The efficiency of the projection method lends itself for quantifying post-occlusive blood velocity (transient increase of blood flow in response to cuff ischemia), one of the key physiological parameters for evaluating peripheral arterial disease (PAD) (2,12,26,27). In addition to quantifying reactive hyperemia, the high-speed projection method can complement structural information from MRA since time-resolved velocity can help to identify hemodynamically significant stenoses (3) and the velocity information can reduce interobserver variability of grading stenosis (6). Further, the method’s efficiency may allow examination of multiple arterial segments.
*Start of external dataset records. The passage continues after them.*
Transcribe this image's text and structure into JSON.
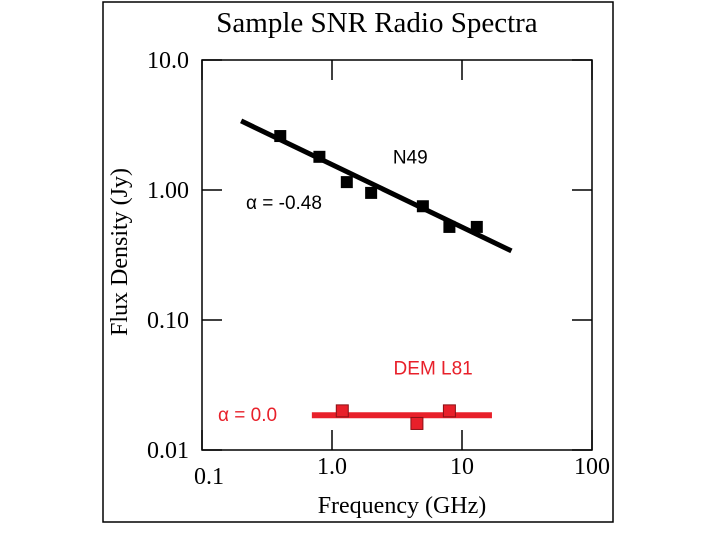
{
  "chart_data": {
    "type": "scatter",
    "title": "Sample SNR Radio Spectra",
    "xlabel": "Frequency (GHz)",
    "ylabel": "Flux Density (Jy)",
    "xscale": "log",
    "yscale": "log",
    "xlim": [
      0.1,
      100
    ],
    "ylim": [
      0.01,
      10
    ],
    "x_ticks": [
      {
        "value": 0.1,
        "label": "0.1"
      },
      {
        "value": 1,
        "label": "1.0"
      },
      {
        "value": 10,
        "label": "10"
      },
      {
        "value": 100,
        "label": "100"
      }
    ],
    "y_ticks": [
      {
        "value": 10,
        "label": "10.0"
      },
      {
        "value": 1,
        "label": "1.00"
      },
      {
        "value": 0.1,
        "label": "0.10"
      },
      {
        "value": 0.01,
        "label": "0.01"
      }
    ],
    "series": [
      {
        "name": "N49",
        "color": "#000000",
        "points": [
          {
            "x": 0.4,
            "y": 2.6
          },
          {
            "x": 0.8,
            "y": 1.8
          },
          {
            "x": 1.3,
            "y": 1.15
          },
          {
            "x": 2.0,
            "y": 0.95
          },
          {
            "x": 5.0,
            "y": 0.75
          },
          {
            "x": 8.0,
            "y": 0.52
          },
          {
            "x": 13.0,
            "y": 0.52
          }
        ],
        "fit": {
          "x": [
            0.2,
            24
          ],
          "y": [
            3.4,
            0.34
          ]
        },
        "annotation": "α = -0.48",
        "label_point": {
          "x": 4.0,
          "y": 1.6
        }
      },
      {
        "name": "DEM L81",
        "color": "#e8202a",
        "points": [
          {
            "x": 1.2,
            "y": 0.02
          },
          {
            "x": 4.5,
            "y": 0.016
          },
          {
            "x": 8.0,
            "y": 0.02
          }
        ],
        "fit": {
          "x": [
            0.7,
            17
          ],
          "y": [
            0.0185,
            0.0185
          ]
        },
        "annotation": "α = 0.0",
        "label_point": {
          "x": 6.0,
          "y": 0.038
        }
      }
    ]
  }
}
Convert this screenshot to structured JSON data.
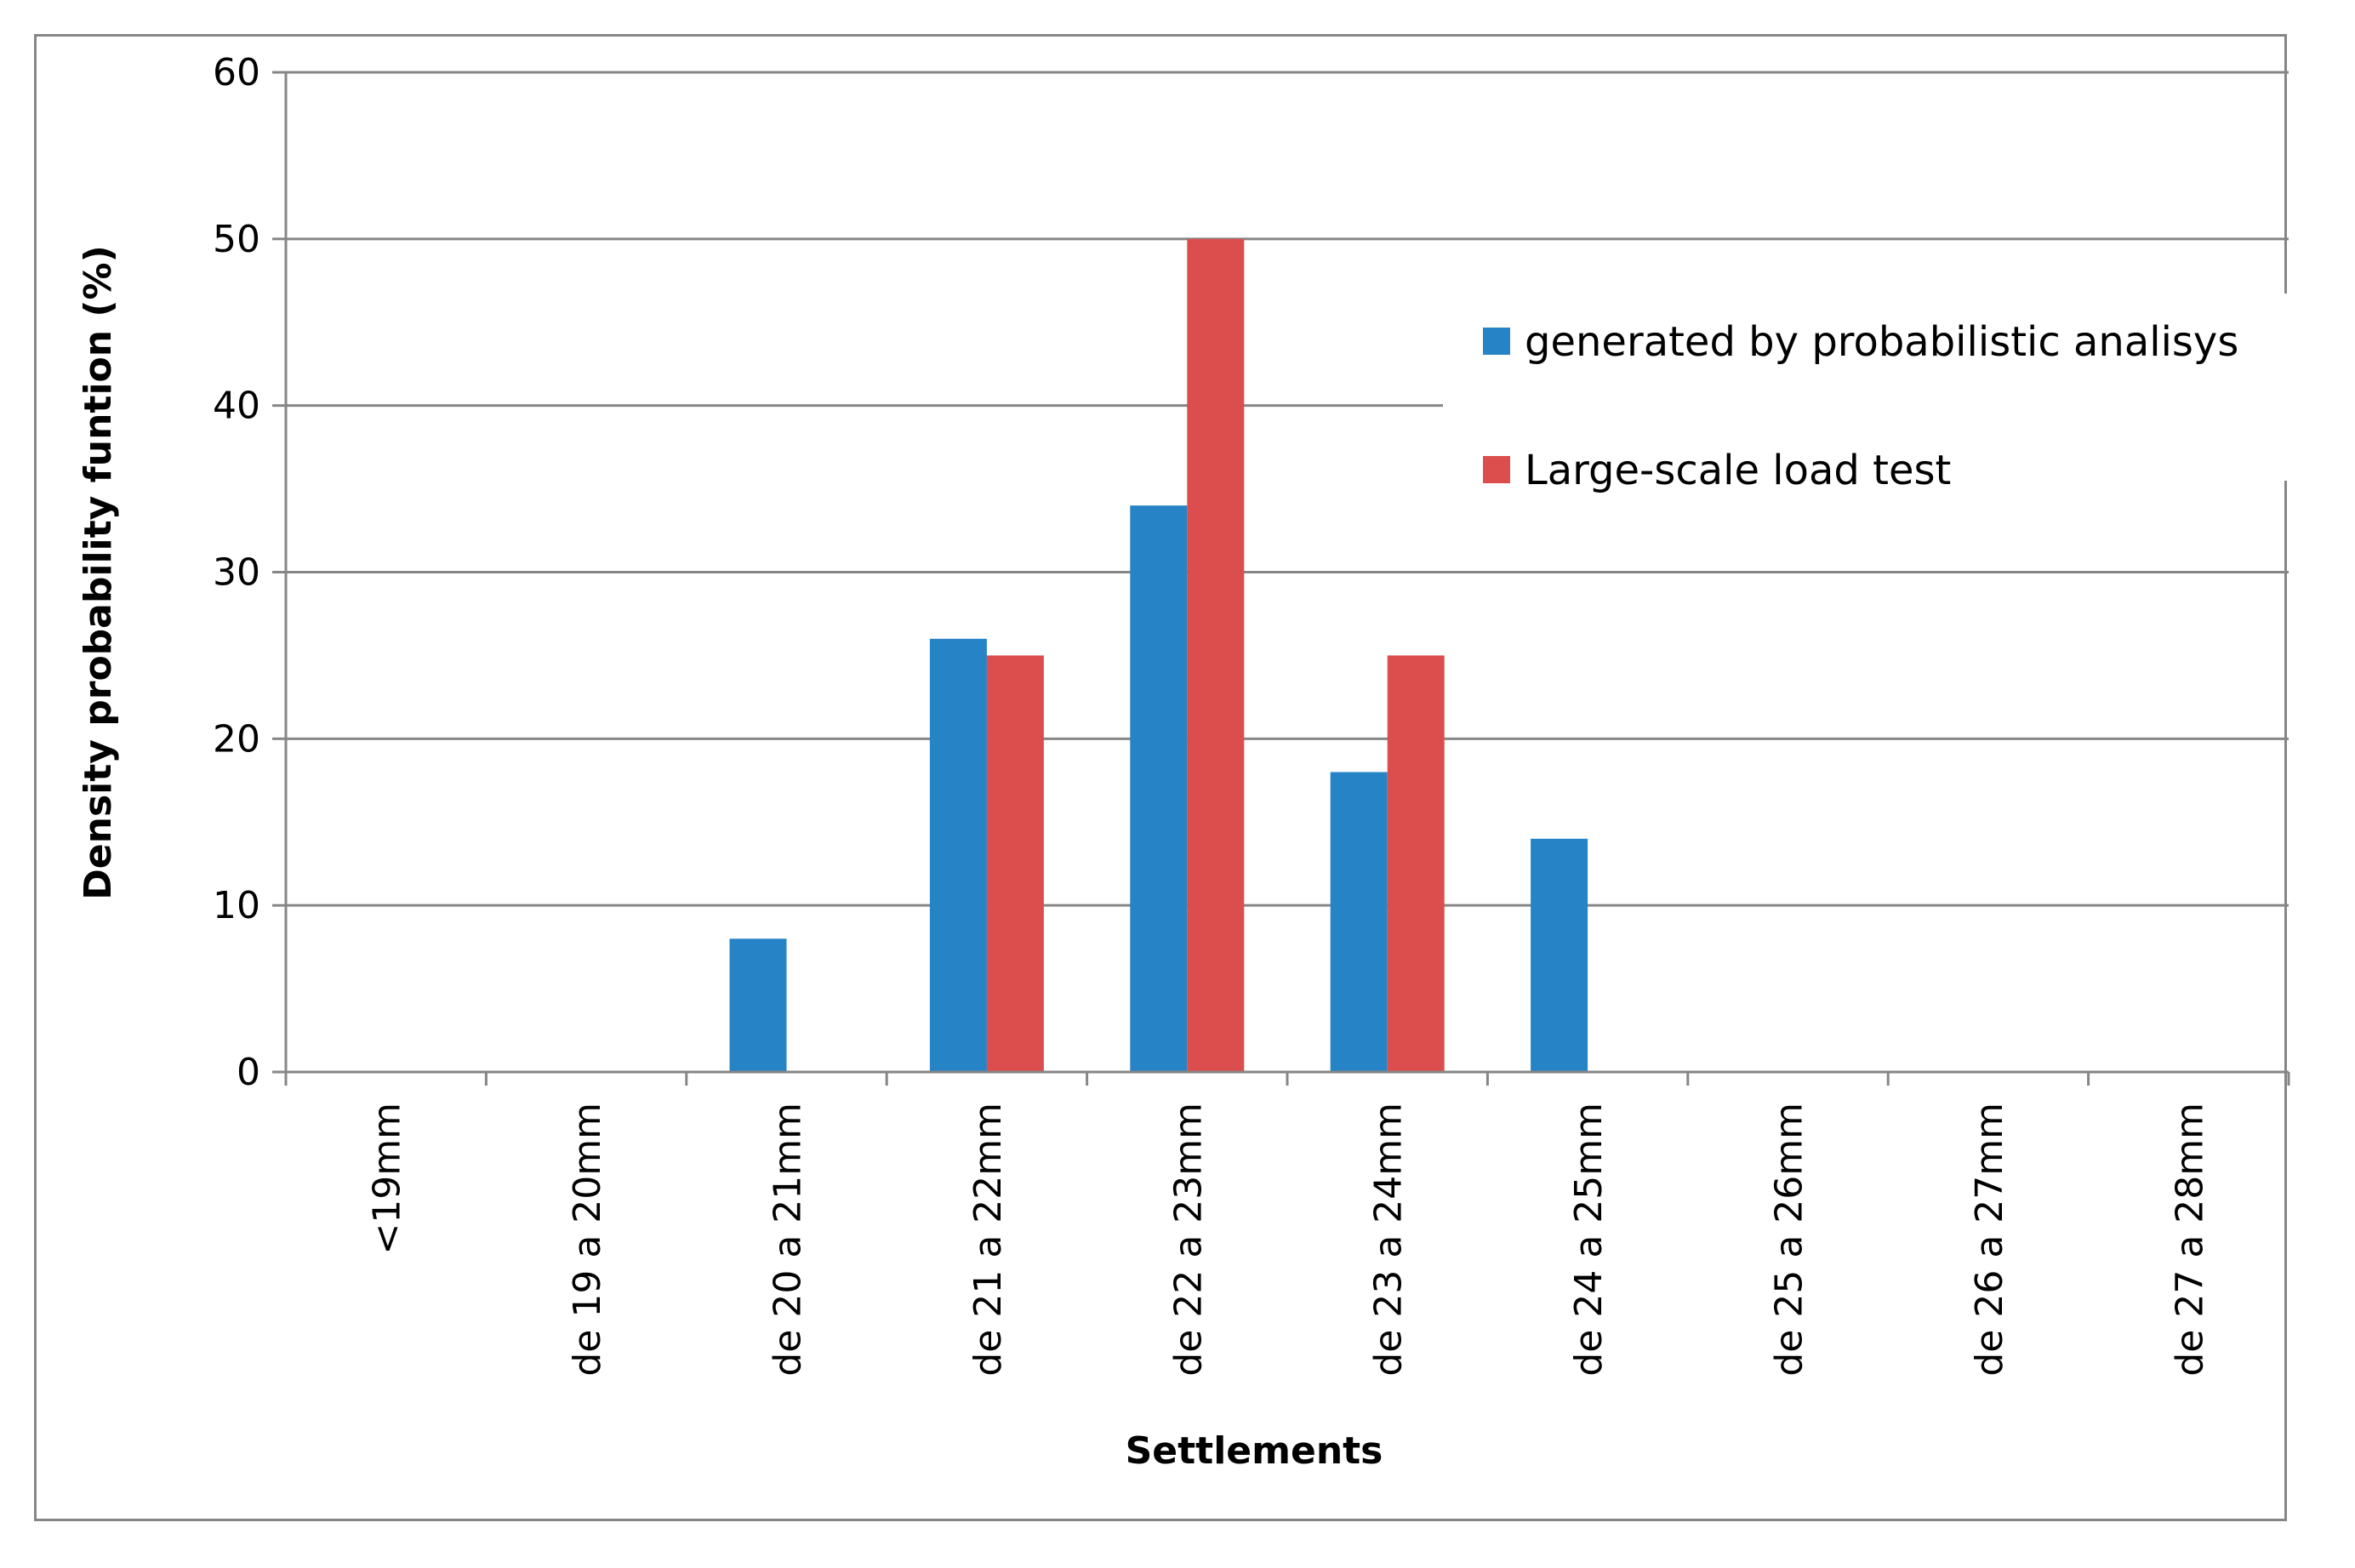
{
  "chart_data": {
    "type": "bar",
    "title": "",
    "xlabel": "Settlements",
    "ylabel": "Density probability funtion (%)",
    "ylim": [
      0,
      60
    ],
    "yticks": [
      0,
      10,
      20,
      30,
      40,
      50,
      60
    ],
    "grid": "horizontal",
    "legend_position": "top-right",
    "categories": [
      "<19mm",
      "de 19 a 20mm",
      "de 20 a 21mm",
      "de 21 a 22mm",
      "de 22 a 23mm",
      "de 23 a 24mm",
      "de 24 a 25mm",
      "de 25 a 26mm",
      "de 26 a 27mm",
      "de 27 a 28mm"
    ],
    "series": [
      {
        "name": "generated by probabilistic analisys",
        "color": "#2683C6",
        "values": [
          0,
          0,
          8,
          26,
          34,
          18,
          14,
          0,
          0,
          0
        ]
      },
      {
        "name": "Large-scale load test",
        "color": "#DC4E4E",
        "values": [
          0,
          0,
          0,
          25,
          50,
          25,
          0,
          0,
          0,
          0
        ]
      }
    ]
  }
}
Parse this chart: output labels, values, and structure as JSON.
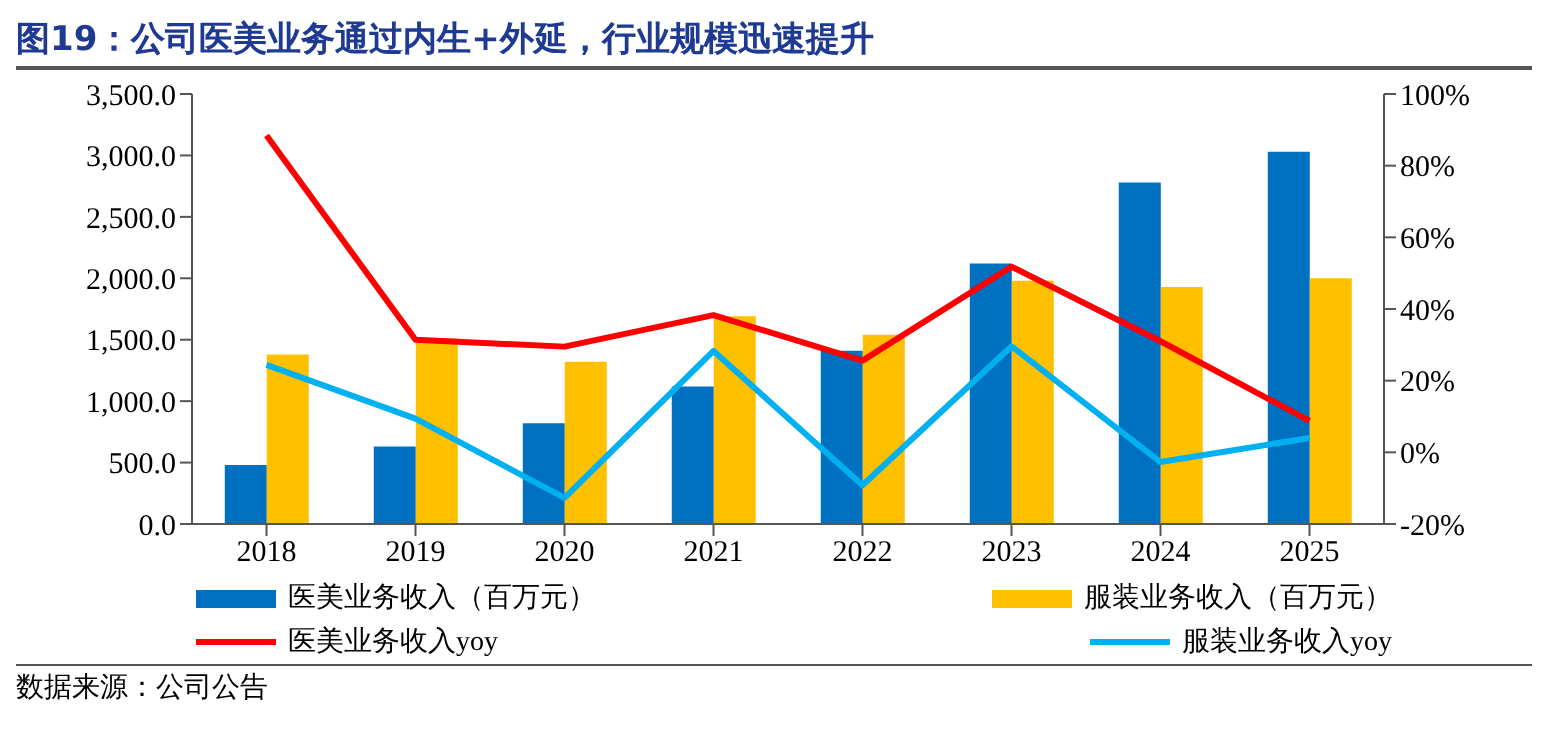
{
  "chart_data": {
    "type": "bar",
    "title": "图19：公司医美业务通过内生+外延，行业规模迅速提升",
    "categories": [
      "2018",
      "2019",
      "2020",
      "2021",
      "2022",
      "2023",
      "2024",
      "2025"
    ],
    "series": [
      {
        "name": "医美业务收入（百万元）",
        "color": "#0070c0",
        "values": [
          480,
          630,
          820,
          1120,
          1410,
          2120,
          2780,
          3030
        ]
      },
      {
        "name": "服装业务收入（百万元）",
        "color": "#ffc000",
        "values": [
          1380,
          1510,
          1320,
          1690,
          1540,
          1980,
          1930,
          2000
        ]
      },
      {
        "name": "医美业务收入yoy",
        "type": "line",
        "axis": "y2",
        "color": "#ff0000",
        "values": [
          88.4,
          31.4,
          29.5,
          38.3,
          25.6,
          51.8,
          31,
          8.8
        ]
      },
      {
        "name": "服装业务收入yoy",
        "type": "line",
        "axis": "y2",
        "color": "#00b0f0",
        "values": [
          24.4,
          9.4,
          -12.7,
          28.3,
          -9.2,
          29.6,
          -2.7,
          4.0
        ]
      }
    ],
    "ylim": [
      0,
      3500
    ],
    "yticks": [
      {
        "value": 0,
        "label": "0.0"
      },
      {
        "value": 500,
        "label": "500.0"
      },
      {
        "value": 1000,
        "label": "1,000.0"
      },
      {
        "value": 1500,
        "label": "1,500.0"
      },
      {
        "value": 2000,
        "label": "2,000.0"
      },
      {
        "value": 2500,
        "label": "2,500.0"
      },
      {
        "value": 3000,
        "label": "3,000.0"
      },
      {
        "value": 3500,
        "label": "3,500.0"
      }
    ],
    "y2lim": [
      -20,
      100
    ],
    "y2ticks": [
      {
        "value": -20,
        "label": "-20%"
      },
      {
        "value": 0,
        "label": "0%"
      },
      {
        "value": 20,
        "label": "20%"
      },
      {
        "value": 40,
        "label": "40%"
      },
      {
        "value": 60,
        "label": "60%"
      },
      {
        "value": 80,
        "label": "80%"
      },
      {
        "value": 100,
        "label": "100%"
      }
    ],
    "legend": "bottom",
    "marker": "none",
    "annotations": [
      "数据来源：公司公告"
    ]
  }
}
Currently, initial screening of arterial stenoses is performed non-invasively in vascular laboratories with segmental pressure recording (SPR) and pulse volume recording (PVR) (28). In SPR, four blood pressure cuffs are applied to the thigh (upper and lower), calf and ankle, to locate sites of arterial obstructions by estimating the pressure gradients between the cuffs. However, SPR is relatively insensitive and has poor localization (29). The method is unreliable in patients with arterial calcification as it often results from diabetes mellitus (30), renal failure and heavy smoking (31). PVR uses an air bladder cuff to detect the changes in the volume of the limb during each cardiac cycle, a non-quantitative technique that estimates blood volume in a limb and does not evaluate intra-arterial hemodynamics directly. In contrast, the new projection technique has the potential to yield hemodynamic information at virtually any peripheral arterial segment, including infrarenal aorta, iliac and popliteal arteries where cuff compression is not possible. The accuracy is unaffected by obesity or leg edema, and the protocol does not require highly skilled technicians as does duplex ultrasound (time consuming at aortoiliac and femoral-popliteal segments (32)) since the scan procedure is identical to that of conventional PC-MRI.
In conclusion, the proposed method has the potential to yield hemodynamic information at peripheral arterial segments without significantly prolonging total scan time as an adjunct, for example, to MRA.
The work was supported by the grants NIH T32 EB000814 and NIH R21 HL88182.